The report noted: “Within Europe all e-mail, telephone and fax communications are routinely intercepted by the United States National Security Agency, transferring all target information from the European mainland via the strategic hub of London, then by satellite to Fort Meade in Maryland via the crucial hub at Menwith Hill, in the North York moors in the UK.

“The ECHELON system forms part of the UKUSA system but unlike many of the electronic spy systems developed during the Cold War, ECHELON was designed primarily for non-military targets: governments, organizations and businesses in virtually every country.”

An interesting sidebar appeared in the International Herald Tribune under the headline, “Big Corporate Brother: It Knows More About You Than You Think.” The story details Acxiom Corp, which was a humongous information service hidden in the Ozark foothills. Twenty-four hours a day, Acxiom electronically gathered and sorts all kinds of data about 196 million Americans. Credit card transactions and magazine subscriptions, telephone numbers, real estate records, automotive data, hunting, business and fishing licenses, consumer surveys and demographic detail that would make a marketing department’s research manager salivate. This relatively new (legal) enterprise was known as “data warehousing” or “data-mining”, and it underscores the cruel reality that the fiction of personal privacy has become obsolete. Technology’s ability to collect and analyze data has made privacy a quaint albeit interesting dinosaur.

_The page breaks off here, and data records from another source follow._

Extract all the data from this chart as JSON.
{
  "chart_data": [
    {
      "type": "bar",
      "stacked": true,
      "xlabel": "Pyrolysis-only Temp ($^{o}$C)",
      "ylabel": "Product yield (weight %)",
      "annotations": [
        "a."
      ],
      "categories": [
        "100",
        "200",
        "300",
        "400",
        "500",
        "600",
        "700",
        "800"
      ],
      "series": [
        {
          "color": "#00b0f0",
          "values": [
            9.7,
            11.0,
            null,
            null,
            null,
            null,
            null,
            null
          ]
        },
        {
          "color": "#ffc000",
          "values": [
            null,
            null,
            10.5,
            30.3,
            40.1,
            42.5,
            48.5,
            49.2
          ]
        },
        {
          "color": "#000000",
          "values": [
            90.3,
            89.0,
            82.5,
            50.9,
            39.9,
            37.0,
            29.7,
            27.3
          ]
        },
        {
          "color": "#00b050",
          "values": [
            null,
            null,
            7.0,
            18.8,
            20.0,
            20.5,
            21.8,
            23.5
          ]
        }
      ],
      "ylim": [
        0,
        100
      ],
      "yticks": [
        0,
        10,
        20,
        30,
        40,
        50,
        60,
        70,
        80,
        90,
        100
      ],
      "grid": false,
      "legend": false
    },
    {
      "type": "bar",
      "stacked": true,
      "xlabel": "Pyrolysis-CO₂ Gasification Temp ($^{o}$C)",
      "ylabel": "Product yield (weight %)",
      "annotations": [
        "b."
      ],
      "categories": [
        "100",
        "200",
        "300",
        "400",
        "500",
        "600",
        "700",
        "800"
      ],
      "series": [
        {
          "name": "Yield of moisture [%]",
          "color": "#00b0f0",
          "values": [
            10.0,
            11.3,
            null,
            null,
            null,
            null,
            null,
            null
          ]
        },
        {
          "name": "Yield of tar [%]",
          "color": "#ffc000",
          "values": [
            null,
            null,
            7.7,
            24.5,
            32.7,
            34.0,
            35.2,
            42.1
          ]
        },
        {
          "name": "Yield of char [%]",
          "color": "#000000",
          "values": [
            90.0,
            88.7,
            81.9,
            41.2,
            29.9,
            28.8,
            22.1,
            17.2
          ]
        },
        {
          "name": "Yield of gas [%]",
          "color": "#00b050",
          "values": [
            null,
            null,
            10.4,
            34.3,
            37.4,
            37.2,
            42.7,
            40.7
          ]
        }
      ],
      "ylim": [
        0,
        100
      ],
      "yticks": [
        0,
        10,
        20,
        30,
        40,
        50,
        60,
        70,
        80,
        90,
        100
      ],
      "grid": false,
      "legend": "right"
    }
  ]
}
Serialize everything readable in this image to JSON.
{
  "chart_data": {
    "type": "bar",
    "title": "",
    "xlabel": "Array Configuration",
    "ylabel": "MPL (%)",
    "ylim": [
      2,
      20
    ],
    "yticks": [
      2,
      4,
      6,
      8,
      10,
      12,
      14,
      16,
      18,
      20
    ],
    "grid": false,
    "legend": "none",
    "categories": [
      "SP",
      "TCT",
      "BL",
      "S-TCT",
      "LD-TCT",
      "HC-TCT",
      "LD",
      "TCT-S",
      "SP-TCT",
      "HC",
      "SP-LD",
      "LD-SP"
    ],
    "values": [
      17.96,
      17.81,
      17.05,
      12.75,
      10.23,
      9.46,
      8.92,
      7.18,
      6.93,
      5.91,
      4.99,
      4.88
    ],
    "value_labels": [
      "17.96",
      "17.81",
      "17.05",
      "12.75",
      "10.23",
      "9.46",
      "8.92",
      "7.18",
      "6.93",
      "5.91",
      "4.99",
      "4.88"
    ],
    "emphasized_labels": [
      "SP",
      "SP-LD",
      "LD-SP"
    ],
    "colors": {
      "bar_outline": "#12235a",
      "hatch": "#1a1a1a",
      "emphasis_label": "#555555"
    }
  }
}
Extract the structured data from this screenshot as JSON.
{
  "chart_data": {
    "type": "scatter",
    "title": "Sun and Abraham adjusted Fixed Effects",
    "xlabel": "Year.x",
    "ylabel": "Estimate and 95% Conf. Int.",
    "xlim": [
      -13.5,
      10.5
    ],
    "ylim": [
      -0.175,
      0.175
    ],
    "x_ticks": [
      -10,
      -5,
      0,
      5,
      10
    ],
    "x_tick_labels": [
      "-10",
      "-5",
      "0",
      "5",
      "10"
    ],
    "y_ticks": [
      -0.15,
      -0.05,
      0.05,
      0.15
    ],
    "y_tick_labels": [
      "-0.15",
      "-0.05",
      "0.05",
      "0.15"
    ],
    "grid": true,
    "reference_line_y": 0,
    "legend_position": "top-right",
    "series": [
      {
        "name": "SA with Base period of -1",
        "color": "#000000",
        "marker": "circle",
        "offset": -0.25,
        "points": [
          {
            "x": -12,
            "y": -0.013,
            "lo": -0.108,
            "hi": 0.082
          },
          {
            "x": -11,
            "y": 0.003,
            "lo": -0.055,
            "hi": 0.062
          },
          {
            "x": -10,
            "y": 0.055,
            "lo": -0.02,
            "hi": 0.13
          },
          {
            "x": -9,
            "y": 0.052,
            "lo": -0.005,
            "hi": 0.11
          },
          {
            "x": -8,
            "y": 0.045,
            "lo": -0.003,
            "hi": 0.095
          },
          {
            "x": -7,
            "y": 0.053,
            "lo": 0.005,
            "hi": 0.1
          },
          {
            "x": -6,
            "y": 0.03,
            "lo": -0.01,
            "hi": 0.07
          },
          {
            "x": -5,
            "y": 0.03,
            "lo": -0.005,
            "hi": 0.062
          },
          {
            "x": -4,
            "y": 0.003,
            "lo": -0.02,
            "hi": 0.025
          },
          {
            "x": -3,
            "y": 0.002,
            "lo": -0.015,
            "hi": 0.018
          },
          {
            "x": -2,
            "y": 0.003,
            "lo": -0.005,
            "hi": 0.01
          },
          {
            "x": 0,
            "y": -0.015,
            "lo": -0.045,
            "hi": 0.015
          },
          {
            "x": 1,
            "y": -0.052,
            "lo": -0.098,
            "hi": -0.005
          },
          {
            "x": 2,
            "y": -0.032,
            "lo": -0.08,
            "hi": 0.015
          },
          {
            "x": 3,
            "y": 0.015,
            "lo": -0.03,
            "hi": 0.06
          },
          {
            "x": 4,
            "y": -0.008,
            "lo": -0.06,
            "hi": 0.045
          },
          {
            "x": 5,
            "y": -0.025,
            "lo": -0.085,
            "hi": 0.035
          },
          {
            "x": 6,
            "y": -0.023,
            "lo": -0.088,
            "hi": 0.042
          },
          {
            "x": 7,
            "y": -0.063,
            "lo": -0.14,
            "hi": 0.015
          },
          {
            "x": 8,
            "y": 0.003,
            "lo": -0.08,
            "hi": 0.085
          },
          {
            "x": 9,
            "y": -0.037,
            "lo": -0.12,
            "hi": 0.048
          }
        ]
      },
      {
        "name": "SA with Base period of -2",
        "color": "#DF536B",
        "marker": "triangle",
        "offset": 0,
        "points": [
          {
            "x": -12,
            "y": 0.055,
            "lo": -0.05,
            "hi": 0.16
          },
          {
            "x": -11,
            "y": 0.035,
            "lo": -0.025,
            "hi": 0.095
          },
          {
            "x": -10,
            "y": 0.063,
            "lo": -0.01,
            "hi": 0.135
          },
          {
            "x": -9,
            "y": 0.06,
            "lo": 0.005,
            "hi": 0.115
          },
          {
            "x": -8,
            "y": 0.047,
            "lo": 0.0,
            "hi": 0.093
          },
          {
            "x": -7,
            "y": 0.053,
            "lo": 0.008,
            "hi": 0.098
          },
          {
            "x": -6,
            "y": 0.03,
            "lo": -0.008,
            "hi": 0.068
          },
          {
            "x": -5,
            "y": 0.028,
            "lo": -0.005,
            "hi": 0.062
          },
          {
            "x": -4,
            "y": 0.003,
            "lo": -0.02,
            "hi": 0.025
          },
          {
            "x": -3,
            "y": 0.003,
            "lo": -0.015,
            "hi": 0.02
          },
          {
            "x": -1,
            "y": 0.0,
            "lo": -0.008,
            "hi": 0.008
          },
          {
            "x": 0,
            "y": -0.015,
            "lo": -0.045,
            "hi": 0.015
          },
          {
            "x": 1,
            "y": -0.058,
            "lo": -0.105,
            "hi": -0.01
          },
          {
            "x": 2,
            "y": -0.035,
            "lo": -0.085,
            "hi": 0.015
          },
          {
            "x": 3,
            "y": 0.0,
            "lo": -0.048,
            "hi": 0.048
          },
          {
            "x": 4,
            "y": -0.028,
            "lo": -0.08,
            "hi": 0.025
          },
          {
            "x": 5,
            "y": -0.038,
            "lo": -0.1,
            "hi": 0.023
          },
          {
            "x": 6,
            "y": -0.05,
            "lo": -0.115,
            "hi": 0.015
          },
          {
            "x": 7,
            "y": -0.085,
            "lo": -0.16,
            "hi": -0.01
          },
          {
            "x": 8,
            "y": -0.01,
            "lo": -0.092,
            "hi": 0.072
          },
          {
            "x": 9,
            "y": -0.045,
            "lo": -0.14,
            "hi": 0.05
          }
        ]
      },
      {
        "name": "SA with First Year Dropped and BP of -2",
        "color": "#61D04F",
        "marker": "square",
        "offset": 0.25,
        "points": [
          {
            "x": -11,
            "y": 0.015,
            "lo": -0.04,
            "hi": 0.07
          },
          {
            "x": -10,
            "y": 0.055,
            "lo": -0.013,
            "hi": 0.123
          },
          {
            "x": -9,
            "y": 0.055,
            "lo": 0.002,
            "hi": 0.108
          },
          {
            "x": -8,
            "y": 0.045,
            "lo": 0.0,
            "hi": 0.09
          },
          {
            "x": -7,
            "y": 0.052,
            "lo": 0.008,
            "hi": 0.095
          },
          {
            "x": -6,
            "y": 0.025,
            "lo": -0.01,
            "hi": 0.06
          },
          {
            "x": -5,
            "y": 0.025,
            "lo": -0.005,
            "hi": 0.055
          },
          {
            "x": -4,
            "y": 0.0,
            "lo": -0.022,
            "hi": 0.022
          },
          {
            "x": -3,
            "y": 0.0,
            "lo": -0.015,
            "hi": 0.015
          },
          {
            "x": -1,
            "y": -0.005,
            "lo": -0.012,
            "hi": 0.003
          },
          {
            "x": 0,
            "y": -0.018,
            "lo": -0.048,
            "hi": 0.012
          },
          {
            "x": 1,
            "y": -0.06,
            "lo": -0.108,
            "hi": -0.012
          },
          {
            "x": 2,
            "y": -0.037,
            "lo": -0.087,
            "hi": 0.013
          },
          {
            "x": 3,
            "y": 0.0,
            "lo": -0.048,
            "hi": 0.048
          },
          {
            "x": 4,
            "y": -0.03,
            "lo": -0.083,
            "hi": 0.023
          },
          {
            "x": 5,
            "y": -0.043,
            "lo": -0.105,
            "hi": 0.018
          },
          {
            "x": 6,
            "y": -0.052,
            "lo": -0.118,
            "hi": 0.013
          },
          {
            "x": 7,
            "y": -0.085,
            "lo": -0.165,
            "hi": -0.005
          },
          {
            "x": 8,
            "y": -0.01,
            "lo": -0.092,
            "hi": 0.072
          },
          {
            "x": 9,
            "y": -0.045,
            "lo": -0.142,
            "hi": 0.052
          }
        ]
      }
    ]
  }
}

The Tribune reported that “Axciom can often determine whether an American owns a dog or cat, enjoys camping or gourmet cooking, reads the Bible or lots of other books. It can often pinpoint an American’s occupation, car and favorite vacations. By analyzing the equivalent of billions of pages of data, it often projects for its customers who should be offered a credit card or who is likely to buy a computer.”

Most of this information is from y 1998 piece.  Echelon has developed, matured, and morphed into a much more powerful hybrid. ‘Carnivore’ was software to help triage the cacophony of data. Vault 7 and ‘Umbrage’ are logical (some would argue “insidious”) growth.